Na de pauze toonde Guillou zijn ongekende grandeur in een van de grootste orgelwerken, de Fantasie en Fuga over het koraal ”Ad nos, ad salutarem undam” van Franz Liszt. De basis van dit werk is een van de meest spectaculaire opera’s van Meyerbeer: ”Le prophète”, waaruit Liszt een religieuze scène nam. De melodie, verwant aan ”Wie maar den goede God laat zorgen”, verwerkte Liszt op een grootse en symfonische wijze in een op klassieke leest geschoeide fantasie, adagio en fuga.

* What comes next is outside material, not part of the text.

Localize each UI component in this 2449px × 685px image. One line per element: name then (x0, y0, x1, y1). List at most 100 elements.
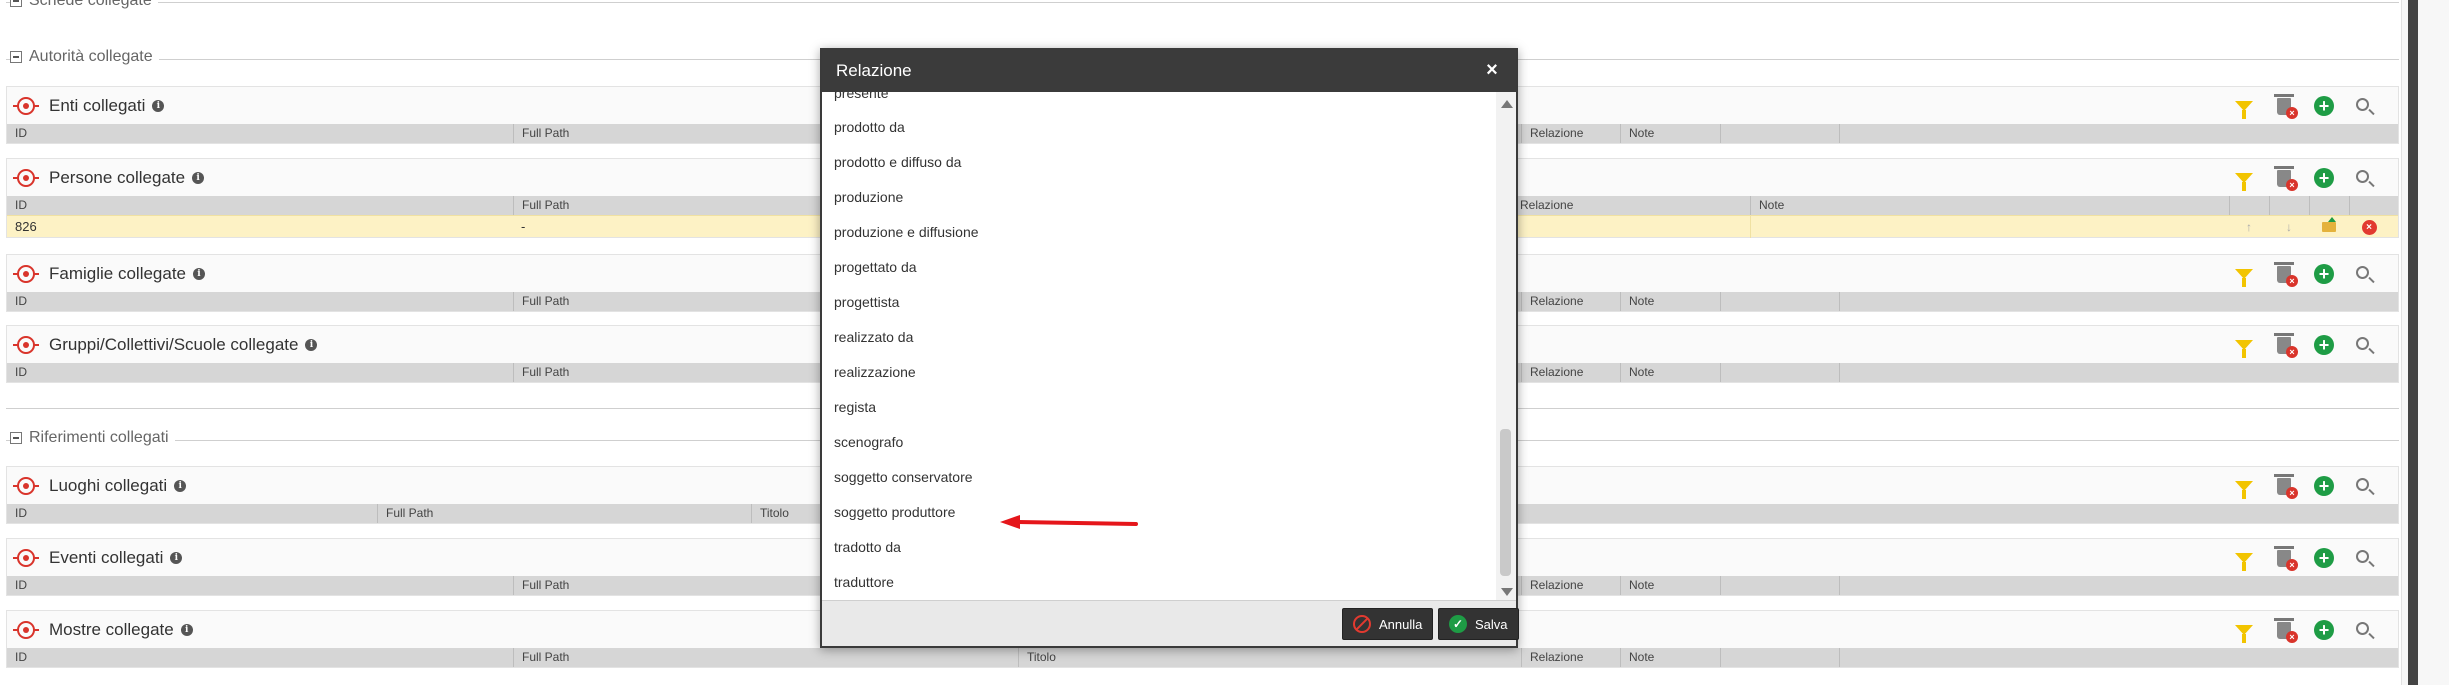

In een onwaarschijnlijk hoog tempo vulde dat kolossale werk de gewelven van de Laurenskerk. Guillou liet zien dat hij een ware klavierleeuw is. Wel moet gezegd worden dat deze supervirtuoze en met de nodige show gebrachte uitvoering van de kolos van Liszt een beetje ten koste gaat van de warme muzikaliteit die dit werk ook in zich heeft.
Maar bij het daverend slotakkoord, waarin de forse 32-voeten van de orgelreus de ruimte vullen, lopen de rillingen wel over je rug.
Dan daalt de maestro de orgeltrap af en wordt overladen met applaus.
Er volgt een toegift: Synfonia uit Cantate 29 (”Wir dank dir, Gott, wir danken dir”), voor orgel bewerkt door Marcel Dupré. Bach, via Dupré en Guillou. Een spetterende, virtuoze show.
Ook bij dit concert in de Laurenskerk geweest? Plaats onder aan dit artikel een reactie.
In 1972 deed Jean Guillou zijn intree in Nederland. In het Concertgebouw te Amsterdam speelde hij in de serie ”Meesters van het Orgel”. Toen en de jaren daarna volgden opeengepakte scharen onthutst de verrichtingen van de maestro. „Fameus”, riep de een, „verbijsterend” vond een ander. Een derde wendde zich vol walging van hem af: „Dit is ergerlijk, bizar, bedroevend.” Zo was de een gegrepen door zijn technisch vernuft en de grensverleggende manier waarop hij het orgel benaderde, de ander gruwde van de vrijheid waarmee hij composities van oude meesters te lijf ging, aldus een portret van het fenomeen in deze krant.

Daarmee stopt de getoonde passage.